Eranthis genus plants are hardy perennials that contain members such as the Winter Aconite and Wolf's Bane.
Eranthis usually flower at the end of winter through to the beginning of spring, and carry cup shaped yellow flowers atop green leafy bracts.
They are low growing plants that like light shade so are ideal for growing under shrubs.
Eranthis hyemalis photograph by anemoneprojectors.
Winter aconite picture by Sunbeam Photos.
Common Names: Winter Aconite, Wolf’s Bane.

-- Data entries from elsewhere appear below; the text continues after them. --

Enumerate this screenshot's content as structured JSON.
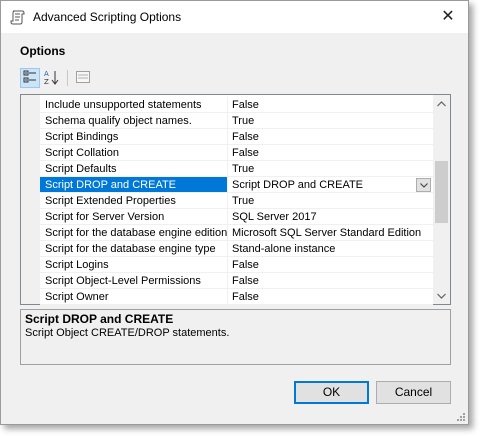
{
  "window": {
    "title": "Advanced Scripting Options",
    "close_glyph": "✕"
  },
  "options_heading": "Options",
  "toolbar": {
    "categorized_icon": "categorized-icon",
    "alphabetical_icon": "sort-alphabetical-icon",
    "property_pages_icon": "property-pages-icon"
  },
  "grid": {
    "rows": [
      {
        "name": "Include unsupported statements",
        "value": "False"
      },
      {
        "name": "Schema qualify object names.",
        "value": "True"
      },
      {
        "name": "Script Bindings",
        "value": "False"
      },
      {
        "name": "Script Collation",
        "value": "False"
      },
      {
        "name": "Script Defaults",
        "value": "True"
      },
      {
        "name": "Script DROP and CREATE",
        "value": "Script DROP and CREATE",
        "selected": true
      },
      {
        "name": "Script Extended Properties",
        "value": "True"
      },
      {
        "name": "Script for Server Version",
        "value": "SQL Server 2017"
      },
      {
        "name": "Script for the database engine edition",
        "value": "Microsoft SQL Server Standard Edition"
      },
      {
        "name": "Script for the database engine type",
        "value": "Stand-alone instance"
      },
      {
        "name": "Script Logins",
        "value": "False"
      },
      {
        "name": "Script Object-Level Permissions",
        "value": "False"
      },
      {
        "name": "Script Owner",
        "value": "False"
      }
    ]
  },
  "description": {
    "title": "Script DROP and CREATE",
    "text": "Script Object CREATE/DROP statements."
  },
  "buttons": {
    "ok": "OK",
    "cancel": "Cancel"
  },
  "colors": {
    "selection": "#0078d7",
    "window_bg": "#f0f0f0"
  }
}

Life Cycle: Hardy perennial.
Height: 4 to 6 inches (10 to 15 cm).
Native: Europe, Asia.
If planning to grow Winter Aconite outdoors it is best to plant tubers at a depth of 7 to 12 cm; seeds should be sown in flats in the autumn under glass against a north facing wall.
Bring indoors in spring to a temperature of about 17 to 20 degrees centigrade.
Once seedling appear transplant them at about 7 to 10 cm apart into a partially shaded area of the garden (under a tree is ideal, as they will benefit from getting more light in the winter when the tree loses its leaves, but be protected from the sun in the summer).
Winter Aconite likes to grow in a moist soil that is humus rich.
It is also possible to start Eranthis seeds by sowing in flats in the spring, then refrigerating for three weeks, sinking the flat outdoors in a shady area.
The germination of Winter Aconite can take anything from one month to a year.
It will usually take as long as 4 years until the Winter aconites that have been planted from seeds will bear flowers.
If you require more Eranthis plants then they can be propagated by division in spring after they have completed flowering.
I hope that you enjoyed this guide on how to grow Eranthis plants. Updated September 2020.